Manjit Kaur vit au Canada depuis cinq ans. Elle a demandé l'asile politique, mais ne l'a pas obtenu. Son mari, sikh lui aussi, expulsé au mois de mai, a été victime de torture depuis son retour dans son pays natal. Malgré les craintes de la femme, son expulsion vers l'Inde a été maintenue mercredi soir.

Viol, harcèlement, torture. Dans son témoignage adressé à la Cour fédérale, et que La Presse a obtenu, Manjit Kaur décrit son quotidien terrifiant à Ludhiana, dans la région du Punjab. Des problèmes qui sont dus à la police qui, selon elle, croit que son mari, Daljit Singh, milite dans un mouvement extrémiste.

«J'ai beaucoup souffert et je suis psychologiquement perturbée par tout ce qui m'est arrivé. J'ai été arrêtée et maltraitée en détention, et violée par des policiers soûls. J'ai peur que cela m'arrive de nouveau», peut-on lire. La jeune femme souffre de dépression, d'anxiété et de choc post-traumatique, selon plusieurs médecins québécois.

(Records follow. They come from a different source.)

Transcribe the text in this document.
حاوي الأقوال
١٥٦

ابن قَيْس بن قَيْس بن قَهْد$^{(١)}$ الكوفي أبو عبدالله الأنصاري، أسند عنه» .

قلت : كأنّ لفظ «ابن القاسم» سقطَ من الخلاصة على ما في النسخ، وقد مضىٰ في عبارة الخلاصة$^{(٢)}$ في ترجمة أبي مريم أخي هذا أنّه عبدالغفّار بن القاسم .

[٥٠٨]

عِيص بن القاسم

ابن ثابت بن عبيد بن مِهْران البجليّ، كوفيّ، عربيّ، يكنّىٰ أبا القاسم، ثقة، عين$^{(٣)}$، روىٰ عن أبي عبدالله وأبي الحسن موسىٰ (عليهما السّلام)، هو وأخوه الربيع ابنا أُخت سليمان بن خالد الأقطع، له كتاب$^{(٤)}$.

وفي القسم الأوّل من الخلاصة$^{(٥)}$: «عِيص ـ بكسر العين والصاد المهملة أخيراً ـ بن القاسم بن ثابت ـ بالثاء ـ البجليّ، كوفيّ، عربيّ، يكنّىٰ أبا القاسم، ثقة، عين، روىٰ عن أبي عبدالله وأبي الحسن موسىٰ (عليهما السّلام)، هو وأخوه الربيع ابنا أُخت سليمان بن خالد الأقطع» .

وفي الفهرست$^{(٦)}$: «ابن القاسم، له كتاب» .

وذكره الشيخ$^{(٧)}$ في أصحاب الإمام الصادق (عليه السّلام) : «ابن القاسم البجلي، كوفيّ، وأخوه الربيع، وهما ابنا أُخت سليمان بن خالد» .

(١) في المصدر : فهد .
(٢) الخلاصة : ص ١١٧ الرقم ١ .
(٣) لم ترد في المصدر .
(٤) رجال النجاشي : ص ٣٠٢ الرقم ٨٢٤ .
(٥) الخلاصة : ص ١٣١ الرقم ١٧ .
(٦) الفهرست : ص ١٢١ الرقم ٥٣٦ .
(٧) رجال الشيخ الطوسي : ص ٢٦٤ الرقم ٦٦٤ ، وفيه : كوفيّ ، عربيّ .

C'est pour fuir la violence dont elle était victime que Manjit Kaur a demandé, avec son mari, l'asile politique au Canada, en 2006. Le couple a laissé derrière lui ses quatre enfants, qu'ils ont confiés à leur famille. Mais leur demande d'asile a été rejetée, et tous deux ont reçu en mai un avis d'expulsion.

Sous le choc de la nouvelle, la mère de la jeune femme est morte d'une crise cardiaque.

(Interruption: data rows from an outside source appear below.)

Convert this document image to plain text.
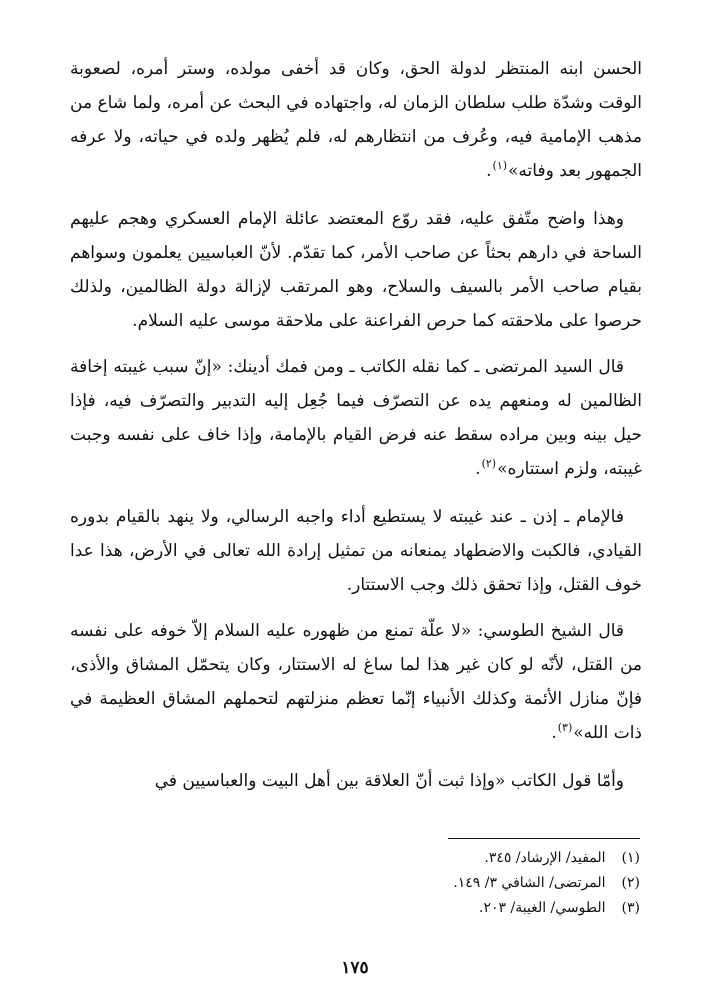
الحسن ابنه المنتظر لدولة الحق، وكان قد أخفى مولده، وستر أمره، لصعوبة الوقت وشدّة طلب سلطان الزمان له، واجتهاده في البحث عن أمره، ولما شاع من مذهب الإمامية فيه، وعُرف من انتظارهم له، فلم يُظهر ولده في حياته، ولا عرفه الجمهور بعد وفاته»$^{(١)}$.

وهذا واضح متّفق عليه، فقد روّع المعتضد عائلة الإمام العسكري وهجم عليهم الساحة في دارهم بحثاً عن صاحب الأمر، كما تقدّم. لأنّ العباسيين يعلمون وسواهم بقيام صاحب الأمر بالسيف والسلاح، وهو المرتقب لإزالة دولة الظالمين، ولذلك حرصوا على ملاحقته كما حرص الفراعنة على ملاحقة موسى عليه السلام.

قال السيد المرتضى ـ كما نقله الكاتب ـ ومن فمك أدينك: «إنّ سبب غيبته إخافة الظالمين له ومنعهم يده عن التصرّف فيما جُعِل إليه التدبير والتصرّف فيه، فإذا حيل بينه وبين مراده سقط عنه فرض القيام بالإمامة، وإذا خاف على نفسه وجبت غيبته، ولزم استتاره»$^{(٢)}$.

فالإمام ـ إذن ـ عند غيبته لا يستطيع أداء واجبه الرسالي، ولا ينهد بالقيام بدوره القيادي، فالكبت والاضطهاد يمنعانه من تمثيل إرادة الله تعالى في الأرض، هذا عدا خوف القتل، وإذا تحقق ذلك وجب الاستتار.

قال الشيخ الطوسي: «لا علّة تمنع من ظهوره عليه السلام إلاّ خوفه على نفسه من القتل، لأنّه لو كان غير هذا لما ساغ له الاستتار، وكان يتحمّل المشاق والأذى، فإنّ منازل الأئمة وكذلك الأنبياء إنّما تعظم منزلتهم لتحملهم المشاق العظيمة في ذات الله»$^{(٣)}$.

وأمّا قول الكاتب «وإذا ثبت أنّ العلاقة بين أهل البيت والعباسيين في

(١) المفيد/ الإرشاد/ ٣٤٥.
(٢) المرتضى/ الشافي ٣/ ١٤٩.
(٣) الطوسي/ الغيبة/ ٢٠٣.
١٧٥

Son mari, expulsé le 16 mai, a de nouveau été victime de torture des policiers. Il vit maintenant caché, rapporte un avocat indien. Joint par La Presse, celui-ci a toutefois refusé de commenter le dossier.

«Je ne sais pas pendant combien de temps je pourrai me cacher. Ma vie est presque finie. J'ai vu mes enfants seulement un jour, dit-il dans une lettre adressée à sa femme et datée du mois de juillet. Tu ne devrais pas revenir. La police demande de tes nouvelles, ils veulent te violer et te tuer.»

Manjit Kaur a obtenu un sursis au début de l'été avant d'apprendre, au début de l'automne, la date de sa nouvelle expulsion. La Cour fédérale a refusé de lui accorder un nouveau sursis, même si elle vient de déposer une demande de résidence permanente pour motifs humanitaires. Et même si son mari a été arrêté arbitrairement dès son retour.

Du côté de l'Agence des services frontaliers, on réplique que les mauvais traitements subis par Daljit Singh après son expulsion ne sont pas différents des événements décrits lors de leur demande d'asile. Ils sont peu crédibles et ne justifient donc pas le fait d'accorder un sursis à la jeune femme. Hier, plus aucun recours légal ne pouvait permettre à Manjit Kaur d'éviter l'expulsion.

Selon l'avocat de Mme Kaur, Stewart Istvanffy, le Canada a violé ses propres lois en renvoyant Daljit Singh vers la torture. Et plutôt que de réparer cette erreur, l'administration envoie une jeune femme vers un sort tout aussi peu enviable. «Pour moi, ça veut dire qu'il y a de graves problèmes. Certains juges de la Cour fédérale trouvent plus important de protéger le système que de respecter notre Charte des droits et libertés. Avec toute la preuve que l'on a apportée sur la torture que son mari a subie, on ne peut être que dépités par la décision de la renvoyer», déplore-t-il.